The issue before the Pulitzer Prize Board: Does it honor reporting by The Washington Post
and The Guardian
based on stolen government documents that are arguably detrimental to the national security of the United States, and which were provided by a man who many see as a traitor? Or, does it pass over what is widely viewed as the single most significant story of the year - if not the decade - for the sake of playing it safe?
The politically charged debate surrounding the National Security Agency's widespread domestic surveillance program, and the man who revealed it, Edward Snowden, is certain to prompt intense discussion for the 19-member Board as it gathers to decide this year's winners, according to past Board members, veteran journalists and media watchdogs. The debate echoes the historic decision in 1972, when the Board honored The New York Times
for its reporting on Daniel Ellsberg's Pentagon Papers, they said.
"This is an institutional question for them," said Robert Kaiser, the veteran Washington Post
journalist and a previous Pulitzer Prize finalist. "This is a very good argument to have, and there are members of that Board who are going to raise these questions and want to talk about them."
The risks are manifold, and there is no easy answer: Honoring the NSA reporting - particularly in the coveted category of Public Service - would inevitably be perceived as a political act, with the Pulitzer committee invoking its prestige on behalf of one side in a bitter national argument. In effect, it would be a rebuttal to prominent establishment voices in both parties who say that Snowden's revelations, and the decision by journalists to publish them, were the exact opposite of a public service. President Barack Obama has said that Snowden's leaks "could impact our operations in ways that we may not fully understand for years to come." Former Vice President Dick Cheney has called him "a traitor." Snowden, who is living in Russia, is facing three felony charges in a criminal complaint filed by the Justice Department.

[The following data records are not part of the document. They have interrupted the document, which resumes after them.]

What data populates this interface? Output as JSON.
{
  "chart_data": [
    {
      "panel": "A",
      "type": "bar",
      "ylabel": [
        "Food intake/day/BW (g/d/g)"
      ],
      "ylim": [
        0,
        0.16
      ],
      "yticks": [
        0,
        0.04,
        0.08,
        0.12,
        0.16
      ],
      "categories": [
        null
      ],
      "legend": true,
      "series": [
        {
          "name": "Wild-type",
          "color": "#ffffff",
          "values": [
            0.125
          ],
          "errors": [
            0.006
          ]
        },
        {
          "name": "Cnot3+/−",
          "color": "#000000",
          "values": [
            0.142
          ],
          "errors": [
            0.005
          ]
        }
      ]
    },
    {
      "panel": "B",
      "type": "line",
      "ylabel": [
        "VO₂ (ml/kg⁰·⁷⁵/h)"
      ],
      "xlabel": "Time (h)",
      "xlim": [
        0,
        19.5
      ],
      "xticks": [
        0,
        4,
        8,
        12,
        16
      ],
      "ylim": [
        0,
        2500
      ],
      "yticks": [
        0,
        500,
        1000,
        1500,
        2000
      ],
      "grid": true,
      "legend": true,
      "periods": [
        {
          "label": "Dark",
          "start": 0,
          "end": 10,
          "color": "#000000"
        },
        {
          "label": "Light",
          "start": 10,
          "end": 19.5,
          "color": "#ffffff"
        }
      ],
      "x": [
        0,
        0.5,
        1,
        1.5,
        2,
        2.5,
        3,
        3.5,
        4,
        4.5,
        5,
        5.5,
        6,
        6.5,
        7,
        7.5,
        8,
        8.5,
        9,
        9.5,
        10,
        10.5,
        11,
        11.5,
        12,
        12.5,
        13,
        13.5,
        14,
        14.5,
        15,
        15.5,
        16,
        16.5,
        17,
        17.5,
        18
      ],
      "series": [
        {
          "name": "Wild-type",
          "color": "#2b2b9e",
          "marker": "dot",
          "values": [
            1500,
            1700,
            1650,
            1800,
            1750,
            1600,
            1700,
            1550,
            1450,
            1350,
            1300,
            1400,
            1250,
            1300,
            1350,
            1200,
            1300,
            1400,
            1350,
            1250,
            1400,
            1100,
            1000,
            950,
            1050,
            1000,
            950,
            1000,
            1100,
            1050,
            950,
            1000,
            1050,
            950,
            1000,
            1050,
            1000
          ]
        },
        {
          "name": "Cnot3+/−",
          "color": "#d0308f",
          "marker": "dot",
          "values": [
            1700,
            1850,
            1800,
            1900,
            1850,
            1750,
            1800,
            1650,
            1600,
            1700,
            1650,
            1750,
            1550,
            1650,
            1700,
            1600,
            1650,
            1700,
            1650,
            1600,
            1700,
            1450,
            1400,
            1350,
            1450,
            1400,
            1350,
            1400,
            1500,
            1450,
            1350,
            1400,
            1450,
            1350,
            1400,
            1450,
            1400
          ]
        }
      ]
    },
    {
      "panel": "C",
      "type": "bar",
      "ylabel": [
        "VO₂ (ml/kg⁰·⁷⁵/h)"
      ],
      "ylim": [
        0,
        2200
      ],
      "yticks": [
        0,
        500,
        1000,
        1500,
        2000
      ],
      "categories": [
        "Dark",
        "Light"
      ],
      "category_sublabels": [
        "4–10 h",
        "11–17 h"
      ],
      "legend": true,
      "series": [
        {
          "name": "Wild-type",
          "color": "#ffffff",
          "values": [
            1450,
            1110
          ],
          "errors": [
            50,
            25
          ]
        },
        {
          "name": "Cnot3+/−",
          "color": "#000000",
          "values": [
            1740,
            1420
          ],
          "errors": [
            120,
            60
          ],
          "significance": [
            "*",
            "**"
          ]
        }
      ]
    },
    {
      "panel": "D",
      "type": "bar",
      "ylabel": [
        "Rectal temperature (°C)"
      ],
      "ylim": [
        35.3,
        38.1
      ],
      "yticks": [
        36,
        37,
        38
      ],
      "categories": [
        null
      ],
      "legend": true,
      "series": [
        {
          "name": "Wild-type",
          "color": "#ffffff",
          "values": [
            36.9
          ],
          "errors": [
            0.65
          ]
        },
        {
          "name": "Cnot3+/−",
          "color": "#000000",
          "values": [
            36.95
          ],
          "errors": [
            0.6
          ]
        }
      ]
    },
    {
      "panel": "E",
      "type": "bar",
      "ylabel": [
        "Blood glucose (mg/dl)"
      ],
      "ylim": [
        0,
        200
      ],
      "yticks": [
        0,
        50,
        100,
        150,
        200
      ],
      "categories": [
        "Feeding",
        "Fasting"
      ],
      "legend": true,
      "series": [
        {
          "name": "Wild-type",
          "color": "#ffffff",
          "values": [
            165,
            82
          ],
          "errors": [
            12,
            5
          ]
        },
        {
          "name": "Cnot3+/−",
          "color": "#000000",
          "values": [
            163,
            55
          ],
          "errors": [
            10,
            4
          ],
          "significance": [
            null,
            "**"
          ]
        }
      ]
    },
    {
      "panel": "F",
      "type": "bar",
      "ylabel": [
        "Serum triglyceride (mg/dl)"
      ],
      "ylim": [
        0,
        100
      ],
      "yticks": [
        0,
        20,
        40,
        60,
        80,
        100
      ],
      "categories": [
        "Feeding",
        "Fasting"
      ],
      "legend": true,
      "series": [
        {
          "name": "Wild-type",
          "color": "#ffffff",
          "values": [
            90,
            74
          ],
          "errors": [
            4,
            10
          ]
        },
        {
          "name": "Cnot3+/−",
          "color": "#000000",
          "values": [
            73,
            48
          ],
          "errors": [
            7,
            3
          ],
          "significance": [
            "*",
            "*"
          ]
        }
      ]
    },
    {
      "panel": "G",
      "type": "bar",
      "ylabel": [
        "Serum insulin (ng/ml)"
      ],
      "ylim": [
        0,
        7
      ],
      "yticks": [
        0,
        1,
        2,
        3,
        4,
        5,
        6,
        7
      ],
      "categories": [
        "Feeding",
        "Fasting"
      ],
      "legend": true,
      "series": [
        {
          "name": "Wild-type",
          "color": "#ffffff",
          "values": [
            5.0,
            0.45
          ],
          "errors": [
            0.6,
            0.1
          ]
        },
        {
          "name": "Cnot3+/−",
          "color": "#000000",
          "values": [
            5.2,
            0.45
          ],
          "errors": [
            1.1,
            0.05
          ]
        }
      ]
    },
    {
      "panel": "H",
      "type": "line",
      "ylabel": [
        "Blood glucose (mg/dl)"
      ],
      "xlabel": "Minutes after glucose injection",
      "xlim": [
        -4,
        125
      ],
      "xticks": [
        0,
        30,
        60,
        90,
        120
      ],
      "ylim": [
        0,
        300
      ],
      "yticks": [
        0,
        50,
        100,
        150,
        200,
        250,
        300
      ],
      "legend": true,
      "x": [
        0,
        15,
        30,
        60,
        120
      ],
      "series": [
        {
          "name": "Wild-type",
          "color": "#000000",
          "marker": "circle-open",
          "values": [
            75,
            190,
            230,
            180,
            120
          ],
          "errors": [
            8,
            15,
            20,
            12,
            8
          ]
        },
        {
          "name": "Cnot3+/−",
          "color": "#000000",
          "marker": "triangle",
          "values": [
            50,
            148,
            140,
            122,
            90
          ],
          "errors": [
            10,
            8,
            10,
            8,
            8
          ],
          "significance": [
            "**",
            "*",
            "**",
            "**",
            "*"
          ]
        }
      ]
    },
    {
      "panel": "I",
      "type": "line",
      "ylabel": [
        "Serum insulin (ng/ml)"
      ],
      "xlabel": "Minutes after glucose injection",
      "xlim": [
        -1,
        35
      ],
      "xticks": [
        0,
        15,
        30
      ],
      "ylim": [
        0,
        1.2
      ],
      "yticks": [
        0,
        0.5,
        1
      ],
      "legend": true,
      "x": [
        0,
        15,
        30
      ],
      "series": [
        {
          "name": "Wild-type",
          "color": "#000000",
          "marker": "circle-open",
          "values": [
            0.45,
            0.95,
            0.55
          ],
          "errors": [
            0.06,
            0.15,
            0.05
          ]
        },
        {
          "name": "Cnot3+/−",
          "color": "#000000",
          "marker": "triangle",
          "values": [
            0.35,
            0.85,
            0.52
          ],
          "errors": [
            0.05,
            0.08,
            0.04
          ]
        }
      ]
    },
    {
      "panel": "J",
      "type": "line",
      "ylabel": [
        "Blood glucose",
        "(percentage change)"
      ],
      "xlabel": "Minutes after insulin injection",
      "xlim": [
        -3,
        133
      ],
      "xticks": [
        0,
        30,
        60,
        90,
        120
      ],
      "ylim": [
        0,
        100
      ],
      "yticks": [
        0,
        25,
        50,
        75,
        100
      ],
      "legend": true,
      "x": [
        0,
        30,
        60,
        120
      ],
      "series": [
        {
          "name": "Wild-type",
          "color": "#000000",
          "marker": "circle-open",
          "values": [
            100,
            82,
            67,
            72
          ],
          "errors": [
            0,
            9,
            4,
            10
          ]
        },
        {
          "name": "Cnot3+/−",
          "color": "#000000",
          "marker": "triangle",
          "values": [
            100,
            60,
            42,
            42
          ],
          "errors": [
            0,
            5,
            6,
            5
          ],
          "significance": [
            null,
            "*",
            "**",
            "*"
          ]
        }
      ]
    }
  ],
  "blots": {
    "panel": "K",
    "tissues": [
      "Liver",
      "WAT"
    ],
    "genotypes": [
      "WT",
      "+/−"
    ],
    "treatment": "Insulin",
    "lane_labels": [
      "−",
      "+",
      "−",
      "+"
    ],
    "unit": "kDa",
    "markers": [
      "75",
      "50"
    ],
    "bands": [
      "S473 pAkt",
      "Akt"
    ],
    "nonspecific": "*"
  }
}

Yet to pass on the NSA story would be to risk giving the appearance of timidity, siding with the government over the journalists who are trying to hold it accountable and ignoring the most significant disclosure of state secrets in recent memory. It would also look like a willful decision to deny the obvious: No other event has had as dramatic an impact on national and international debates over state surveillance and individual privacy. Last December, in a move that Snowden later described as vindication, a federal district judge ruled that the NSA surveillance Snowden exposed most likely violates the Constitution. Another judge later found the surveillance lawful.
"The stories that came out of this completely changed the agenda on the discussion on privacy and the NSA," said David Remnick, editor of The New Yorker
. "There's an enormous public good in that, and it's yet to be proven at all that somehow did great damage to national security."